Governments of the Global North safeguard their own industries through protectionist policies, such as tariffs on imported manufactured products like cars, while advocating “free trade” for their access to cheap primary resources. Even in the EU-MERCOSUR agreement, the import of agricultural products into the EU would still be heavily regulated under a quota system per product.
This so-called “free trade” is actually a complex series of regulated trade flows usually designed to maintain unequal trade and guarantee profits for transnational corporations.
A key feature of most trade agreements is a prohibition of taxes on exports, which favours the competitive economies of the Global North exporting high-value products and service, while condemning the mostly export-based economies of the Global South to the draining of their wealth and resources.

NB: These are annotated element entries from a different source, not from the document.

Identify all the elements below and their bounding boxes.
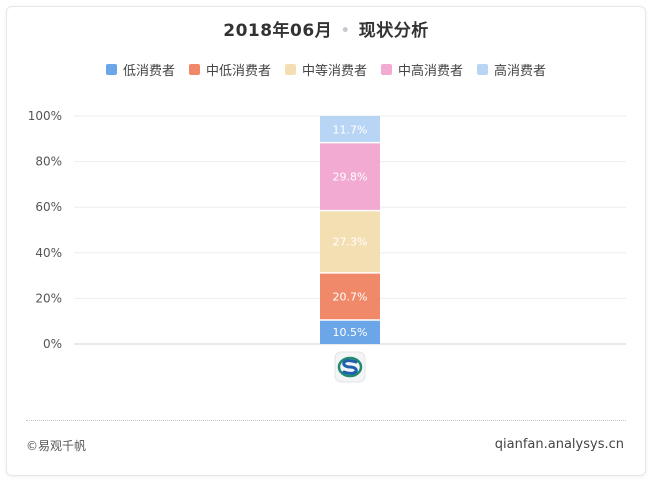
chart-title: 2018年06月 • 现状分析 (0, 16, 652, 41)
data-label: 20.7% (333, 290, 368, 303)
legend-item[interactable]: 中高消费者 (381, 60, 463, 79)
title-date: 2018年06月 (223, 21, 333, 41)
legend-swatch (188, 64, 200, 75)
y-tick-label: 0% (43, 337, 62, 351)
legend-item[interactable]: 高消费者 (477, 60, 546, 79)
footer-url: qianfan.analysys.cn (494, 437, 624, 452)
legend-label: 中高消费者 (398, 64, 464, 79)
legend-label: 中低消费者 (205, 64, 271, 79)
legend-label: 低消费者 (122, 64, 175, 79)
legend-swatch (381, 64, 392, 75)
title-separator: • (340, 21, 351, 41)
legend-swatch (477, 64, 489, 75)
bar-segment (320, 320, 380, 344)
title-text: 现状分析 (358, 21, 429, 41)
data-label: 10.5% (333, 326, 368, 339)
y-tick-label: 20% (35, 291, 62, 305)
y-tick-label: 40% (35, 246, 62, 260)
legend-item[interactable]: 低消费者 (105, 60, 175, 79)
y-tick-label: 80% (35, 155, 62, 169)
bar-segment (320, 142, 380, 211)
legend-label: 高消费者 (494, 64, 547, 79)
legend-swatch (105, 64, 117, 75)
legend: 低消费者 中低消费者 中等消费者 中高消费者 高消费者 (0, 60, 652, 79)
stacked-bar-chart: 0% 20% 40% 60% 80% 100% 10.5% 20.7% 27.3% 29.8% 11… (28, 109, 626, 383)
bar-segment (320, 272, 380, 321)
legend-label: 中等消费者 (301, 64, 367, 79)
footer-copyright: ©易观千帆 (26, 439, 87, 453)
legend-item[interactable]: 中低消费者 (188, 60, 271, 79)
bar-segment (320, 116, 380, 143)
bar-segment (320, 210, 380, 273)
legend-swatch (284, 64, 296, 75)
app-logo-icon (334, 351, 366, 383)
data-label: 11.7% (333, 123, 368, 136)
legend-item[interactable]: 中等消费者 (284, 60, 367, 79)
data-label: 27.3% (333, 236, 368, 249)
data-label: 29.8% (333, 171, 368, 184)
y-tick-label: 100% (28, 109, 62, 123)
footer-divider (26, 420, 626, 421)
y-tick-label: 60% (35, 200, 62, 214)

La Via Campesina Brazil — the Brazilian chapter of an international anti-capitalist movement fighting for food sovereignty and campesino rights — released a statement rejecting the EU-MERCOSUR trade agreement that “assumes neo-colonial characteristics in its conception and threatens our peoples and territories, posing a danger for peasant agriculture, traditional communities, and delivers our common goods to the interests of international capital”.
The statement said that the deal consolidates the “export-oriented nature of [Brazil’s] economy, which is basically to continue exporting raw materials to meet the demands of European countries in exchange for industrialized products”.